Gestern haben die Holde und ich unsere ritualisierte Wochenendeinkaufstour ändern müssen, da das Lebensmittelgeschäft des Vertrauens in der Nachbarschaft die gewünschten Rinderrouladen nicht vorrätig hatte. Daraus resultierte eine ungeplante Nachmittagsreise durch die Stadt. Wir entschlossen uns zu einer Fahrt von Kreuzberg nach Mitte um vor dem Einkauf im nächsten Lebensmittelgeschäft noch einem Kulturkaufhaus in der Friedrichstraße einen Besuch abzustatten.

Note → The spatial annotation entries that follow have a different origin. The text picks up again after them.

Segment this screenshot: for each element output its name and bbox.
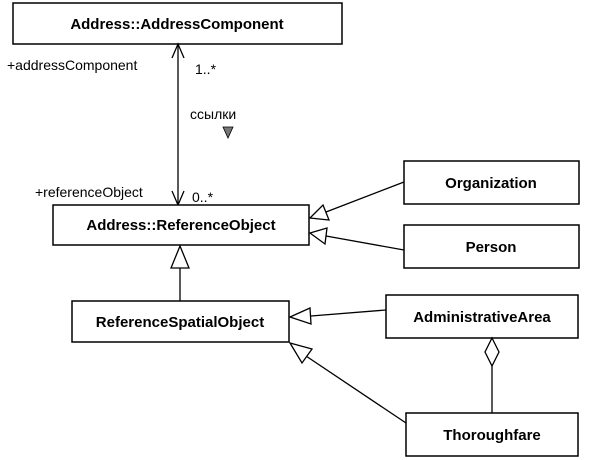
- generalization-organization-line: [325, 181, 405, 213]
- class-reference-spatial-object[interactable]: ReferenceSpatialObject: [71, 300, 290, 343]
- class-address-component[interactable]: Address::AddressComponent: [12, 2, 343, 45]
- multiplicity-bottom: 0..*: [192, 189, 214, 205]
- class-organization-name: Organization: [445, 175, 537, 192]
- direction-triangle-icon: [222, 126, 234, 139]
- generalization-thoroughfare-line: [305, 355, 407, 424]
- class-person[interactable]: Person: [403, 224, 580, 269]
- class-address-component-name: Address::AddressComponent: [70, 16, 283, 33]
- class-thoroughfare[interactable]: Thoroughfare: [405, 412, 579, 457]
- class-reference-spatial-object-name: ReferenceSpatialObject: [96, 314, 264, 331]
- role-reference-object: +referenceObject: [35, 184, 143, 200]
- role-address-component: +addressComponent: [7, 57, 137, 73]
- arrowhead-up: [171, 42, 185, 59]
- generalization-admin-area-line: [310, 309, 387, 317]
- class-administrative-area-name: AdministrativeArea: [413, 309, 551, 326]
- class-thoroughfare-name: Thoroughfare: [443, 427, 541, 444]
- association-name: ссылки: [190, 106, 236, 122]
- generalization-thoroughfare-arrow: [288, 341, 314, 365]
- class-reference-object[interactable]: Address::ReferenceObject: [52, 204, 310, 246]
- class-administrative-area[interactable]: AdministrativeArea: [385, 294, 579, 339]
- generalization-person-line: [325, 235, 405, 251]
- class-person-name: Person: [466, 239, 517, 256]
- generalization-person-arrow: [308, 227, 328, 246]
- class-organization[interactable]: Organization: [403, 160, 580, 205]
- aggregation-diamond: [484, 336, 500, 368]
- generalization-admin-area-arrow: [288, 307, 312, 325]
- class-reference-object-name: Address::ReferenceObject: [86, 217, 275, 234]
- multiplicity-top: 1..*: [195, 61, 217, 77]
- generalization-spatial-arrow: [170, 244, 190, 269]
- generalization-organization-arrow: [308, 203, 331, 221]
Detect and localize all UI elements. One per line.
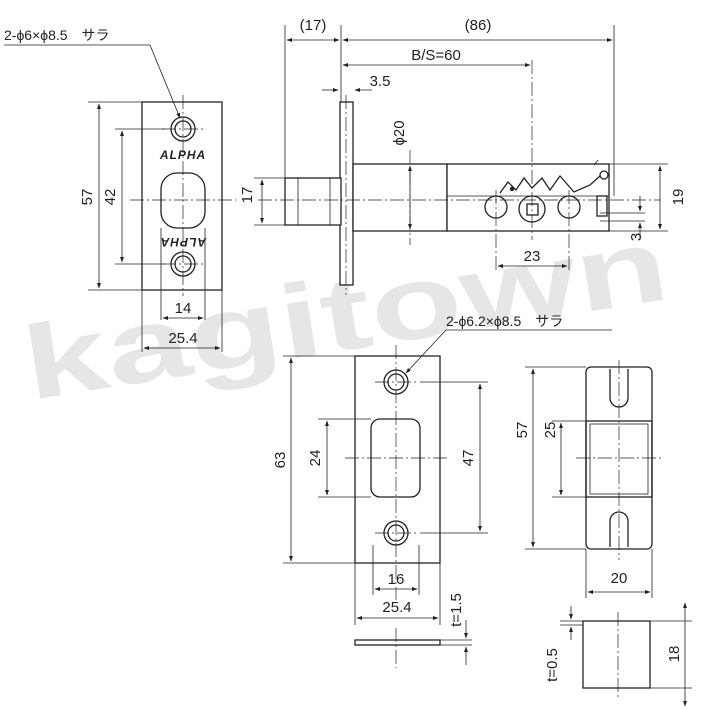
dim-17-bolt: 17 (239, 187, 256, 204)
dim-57-box: 57 (514, 422, 531, 439)
dim-20: 20 (611, 570, 628, 587)
dim-25-4-front: 25.4 (168, 330, 197, 347)
strike-plate (354, 355, 441, 564)
strike-plate-view: 63 24 47 16 25.4 2-ϕ6.2×ϕ8.5 サラ t=1.5 (272, 313, 612, 668)
dim-47: 47 (460, 450, 477, 467)
dim-18: 18 (666, 646, 683, 663)
dim-19: 19 (670, 189, 687, 206)
dim-16: 16 (388, 571, 405, 588)
arrow-icon (405, 329, 612, 374)
dim-25-box: 25 (542, 422, 559, 439)
latch-faceplate (141, 101, 223, 291)
hole-callout-front: 2-ϕ6×ϕ8.5 サラ (4, 27, 110, 43)
dim-backset: B/S=60 (411, 47, 461, 64)
latch-side-view: (17) (86) B/S=60 3.5 ϕ20 17 19 3 23 (239, 17, 687, 295)
hole-callout-strike: 2-ϕ6.2×ϕ8.5 サラ (446, 313, 563, 329)
dim-25-4-strike: 25.4 (382, 599, 411, 616)
dim-42: 42 (102, 189, 119, 206)
faceplate-side (339, 101, 354, 286)
dim-t-1-5: t=1.5 (448, 593, 465, 627)
arrow-icon (4, 44, 181, 119)
latch-bolt (284, 177, 342, 226)
box-side-section (582, 620, 651, 689)
strike-section (354, 639, 441, 646)
dim-17-overall: (17) (300, 17, 327, 34)
dim-86-overall: (86) (465, 17, 492, 34)
brand-label: ALPHA (159, 148, 206, 162)
dim-63: 63 (272, 452, 289, 469)
dim-23: 23 (524, 248, 541, 265)
dim-57-front: 57 (79, 189, 96, 206)
dim-bolt-dia: ϕ20 (391, 120, 408, 145)
box-slot-bottom (609, 511, 629, 547)
latch-body-cylinder (352, 163, 448, 232)
mechanism-housing (446, 163, 610, 232)
dim-24: 24 (307, 450, 324, 467)
latch-front-view: ALPHA ALPHA 57 42 14 25.4 2-ϕ6×ϕ8.5 サラ (4, 27, 236, 352)
dim-3-5: 3.5 (370, 73, 391, 90)
dim-14: 14 (175, 300, 192, 317)
box-strike-view: 57 25 20 18 t=0.5 (514, 360, 692, 707)
dim-t-0-5: t=0.5 (544, 648, 561, 682)
brand-label-mirrored: ALPHA (160, 235, 207, 249)
dim-3-offset: 3 (628, 233, 645, 241)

Gerne war ich dabei, denn an diesem Ort finde ich immer Lesestoff der, wenn nicht sofort konsumiert, meine Antibliothek füllt. (Meine Antibibliothek ist frei nach Nassim Taleb die Sammlung meiner ungelesenen Bücher, die mein [niedergeschriebenes] Nichtwissen enthalten und mir damit [fast] wertvoller/interessanter als die gelesenen sind.) Die Holde fand, wie gewünscht, Jo Nesbøs „Die Larve“ und ich selber verließ den Buchladen mit David Graebers „Schulden“, einem Heftchen mit Texten von Immanuel Kant „Kant zum Vergügen“ und Senecas Dialog „Von der Kürze des Lebens“. Graeber und Kant landeten sofort in meiner Antibibliothek, Seneca las ich gestern in einem Zug durch. Die Gelassenheit des Stoikers, seine „Theorie der Zeit“ interessierten denn doch sofort.